Left: Golden-cheeked Warbler (Setophaga chrysoparia) and Right: Black-throated Green Warbler (Setophaga virens)
These two warblers are nearly identical from below except for that tiny wash of yellow near the vent on the Black-throated Green Warbler (R). Many birders in North-central Texas have a difficult time determining species when looking straight up at the bird in question. Wishful thinking frequently pushes inexperienced birders to check the box next to Golden-cheeked when in fact, they are looking at a Black-throated Green Warbler.

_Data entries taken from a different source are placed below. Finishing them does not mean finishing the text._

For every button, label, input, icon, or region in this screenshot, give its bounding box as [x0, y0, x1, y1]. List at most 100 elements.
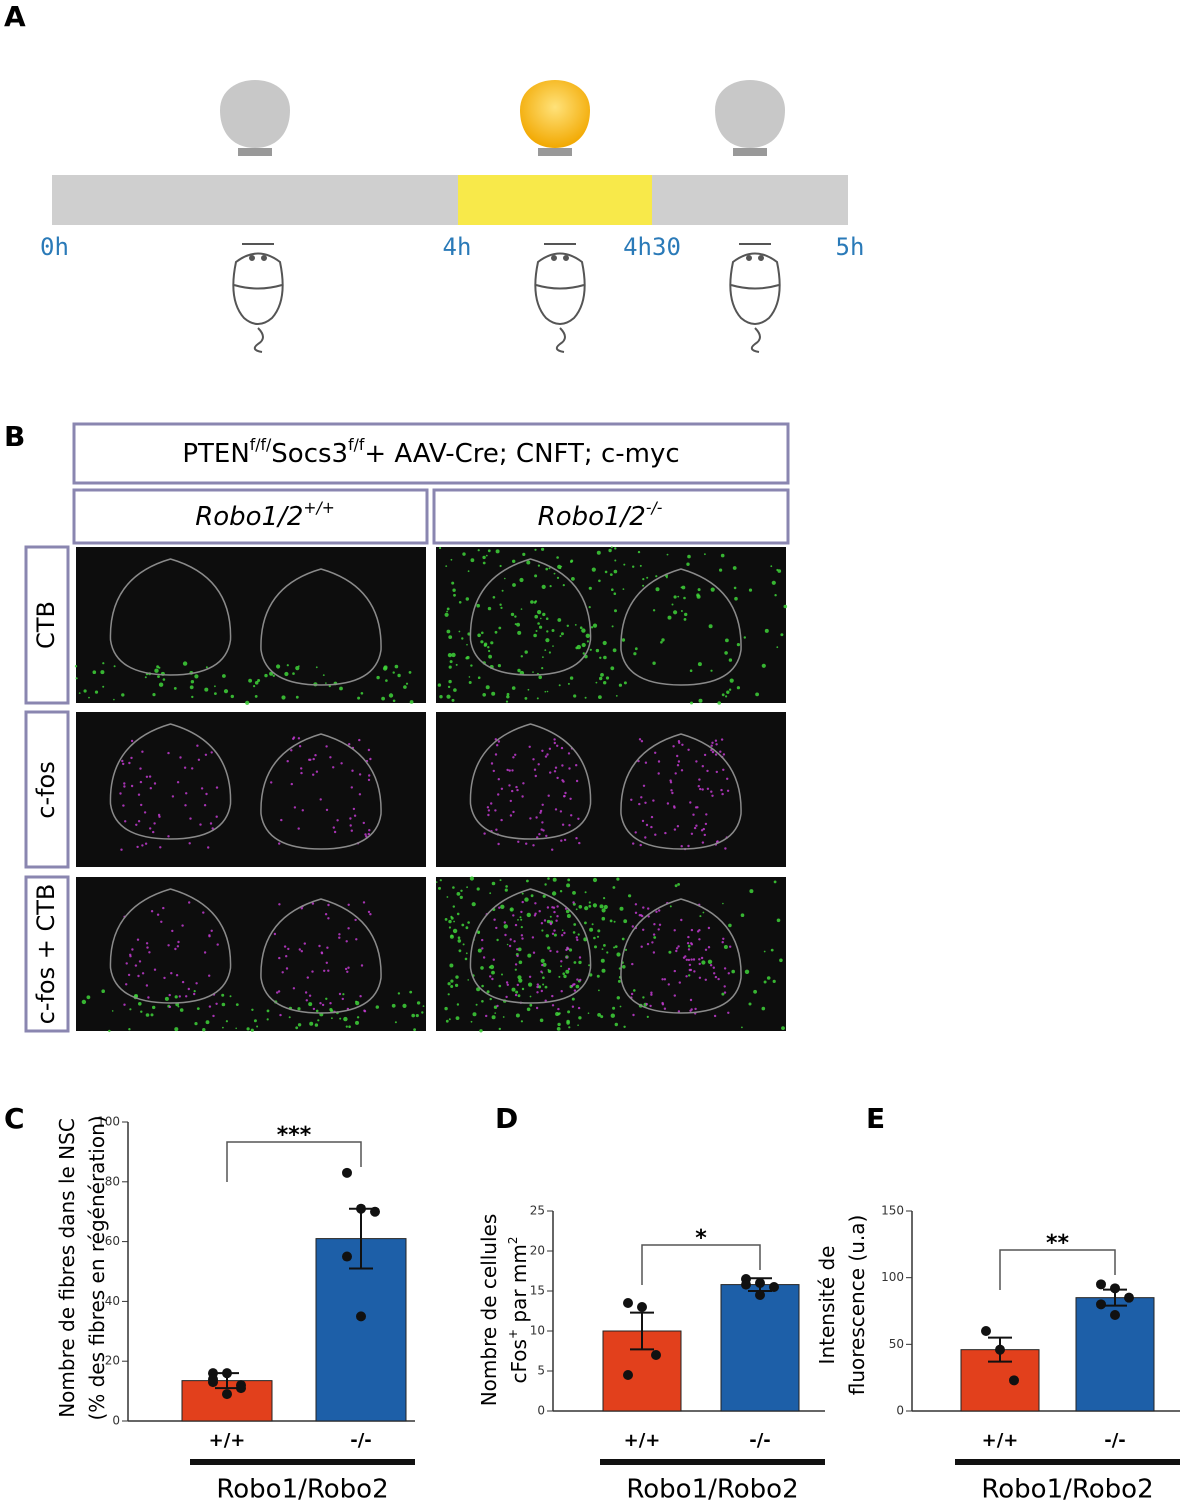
- fiber-signal: [541, 584, 546, 590]
- fiber-signal: [455, 1016, 460, 1020]
- cfos-signal: [695, 824, 698, 827]
- cfos-signal: [209, 822, 213, 825]
- fiber-signal: [512, 559, 516, 563]
- cfos-signal: [508, 944, 512, 948]
- fiber-signal: [174, 995, 178, 999]
- fiber-signal: [100, 670, 105, 675]
- fiber-signal: [445, 1019, 449, 1023]
- cfos-signal: [318, 944, 321, 948]
- fiber-signal: [544, 690, 547, 693]
- cfos-signal: [570, 814, 573, 817]
- fiber-signal: [618, 683, 623, 687]
- fiber-signal: [605, 676, 610, 680]
- fiber-signal: [481, 1000, 484, 1003]
- cfos-signal: [340, 762, 343, 765]
- significance-label: ***: [277, 1123, 312, 1148]
- y-tick-label: 0: [112, 1414, 120, 1428]
- fiber-signal: [221, 993, 225, 997]
- fiber-signal: [582, 652, 585, 655]
- significance-label: *: [695, 1226, 707, 1251]
- fiber-signal: [511, 686, 516, 690]
- fiber-signal: [235, 1003, 239, 1006]
- text-part: par mm: [507, 1244, 531, 1329]
- fiber-signal: [248, 678, 253, 683]
- cfos-signal: [711, 794, 714, 797]
- fiber-signal: [470, 1020, 473, 1023]
- cfos-signal: [698, 778, 701, 781]
- fiber-signal: [477, 930, 481, 934]
- fiber-signal: [466, 655, 470, 660]
- cfos-signal: [536, 991, 539, 994]
- fiber-signal: [444, 918, 448, 921]
- fiber-signal: [544, 883, 547, 886]
- cfos-signal: [680, 918, 683, 922]
- cfos-signal: [312, 1007, 316, 1011]
- cfos-signal: [121, 759, 124, 763]
- fiber-signal: [595, 681, 598, 684]
- cfos-signal: [134, 964, 138, 967]
- y-tick-label: 100: [97, 1115, 120, 1129]
- cfos-signal: [699, 787, 702, 791]
- cfos-signal: [714, 739, 718, 742]
- cfos-signal: [487, 813, 490, 817]
- cfos-signal: [723, 985, 726, 988]
- fiber-signal: [482, 561, 486, 565]
- fiber-signal: [214, 692, 217, 695]
- fiber-signal: [482, 693, 487, 697]
- fiber-signal: [557, 1022, 561, 1027]
- cfos-signal: [349, 817, 352, 820]
- cfos-signal: [329, 1002, 332, 1005]
- fiber-signal: [254, 695, 258, 698]
- cfos-signal: [276, 991, 279, 994]
- fiber-signal: [673, 595, 677, 599]
- fiber-signal: [710, 669, 713, 672]
- cfos-signal: [684, 955, 687, 958]
- significance-bracket: [999, 1249, 1116, 1290]
- cfos-signal: [168, 993, 171, 997]
- cfos-signal: [658, 909, 661, 912]
- fiber-signal: [592, 877, 598, 883]
- fiber-signal: [266, 1018, 269, 1021]
- fiber-signal: [613, 592, 617, 595]
- cfos-signal: [203, 804, 207, 807]
- cfos-signal: [722, 937, 725, 940]
- cfos-signal: [566, 946, 569, 949]
- fiber-signal: [205, 1020, 210, 1025]
- cfos-signal: [298, 745, 302, 748]
- cfos-signal: [130, 739, 134, 743]
- fiber-signal: [596, 550, 601, 555]
- data-point: [623, 1370, 633, 1380]
- cfos-signal: [367, 910, 371, 914]
- cfos-signal: [496, 744, 499, 747]
- fiber-signal: [75, 677, 78, 680]
- fiber-signal: [489, 997, 492, 1001]
- micrograph-bg: [76, 547, 426, 703]
- fiber-signal: [616, 996, 620, 1000]
- mouse-tail: [253, 327, 264, 353]
- cfos-signal: [176, 945, 180, 948]
- cfos-signal: [215, 815, 218, 818]
- cfos-signal: [512, 810, 515, 814]
- cfos-signal: [125, 962, 128, 965]
- cfos-signal: [630, 798, 633, 801]
- fiber-signal: [562, 584, 565, 587]
- cfos-signal: [324, 913, 328, 916]
- y-tick-label: 50: [889, 1337, 904, 1351]
- cfos-signal: [712, 966, 715, 969]
- fiber-signal: [461, 923, 465, 927]
- fiber-signal: [776, 646, 779, 649]
- fiber-signal: [541, 667, 544, 670]
- cfos-signal: [537, 763, 540, 766]
- fiber-signal: [297, 1023, 302, 1027]
- fiber-signal: [774, 594, 777, 597]
- fiber-signal: [624, 948, 628, 952]
- micrograph: [74, 547, 426, 706]
- cfos-signal: [666, 802, 670, 805]
- fiber-signal: [566, 883, 571, 888]
- fiber-signal: [677, 595, 680, 598]
- cfos-signal: [676, 764, 680, 767]
- cfos-signal: [681, 743, 684, 746]
- fiber-signal: [603, 897, 606, 900]
- cfos-signal: [311, 970, 314, 973]
- cfos-signal: [491, 977, 494, 981]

Getting the bird to pose in a profile position solves the identification problem. The male Golden-cheeked Warbler has a clean black line running through the eye, not a gray one. The same is true for the crown and nape - black on Golden-cheeked Warbler male and gray on the Black-throated Green Warbler. The female Golden-cheeked Warbler has a thinner gray line through the eye that doesn't bleed onto the cheek (see the female Golden-cheeked Warbler below). In this position, you may also see a hint of a black back on the male Golden-cheeked Warbler.
If the bird in question comes down in the canopy low enough to see the back, the ID is generally a slam dunk. On male Golden-cheeked Warblers (pictured here on left), the back is entirely black. On female Golden-cheeked Warblers, the back is almost entirely gray with little hint of yellow or olive as is seen on the Black-throated Green Warbler (right).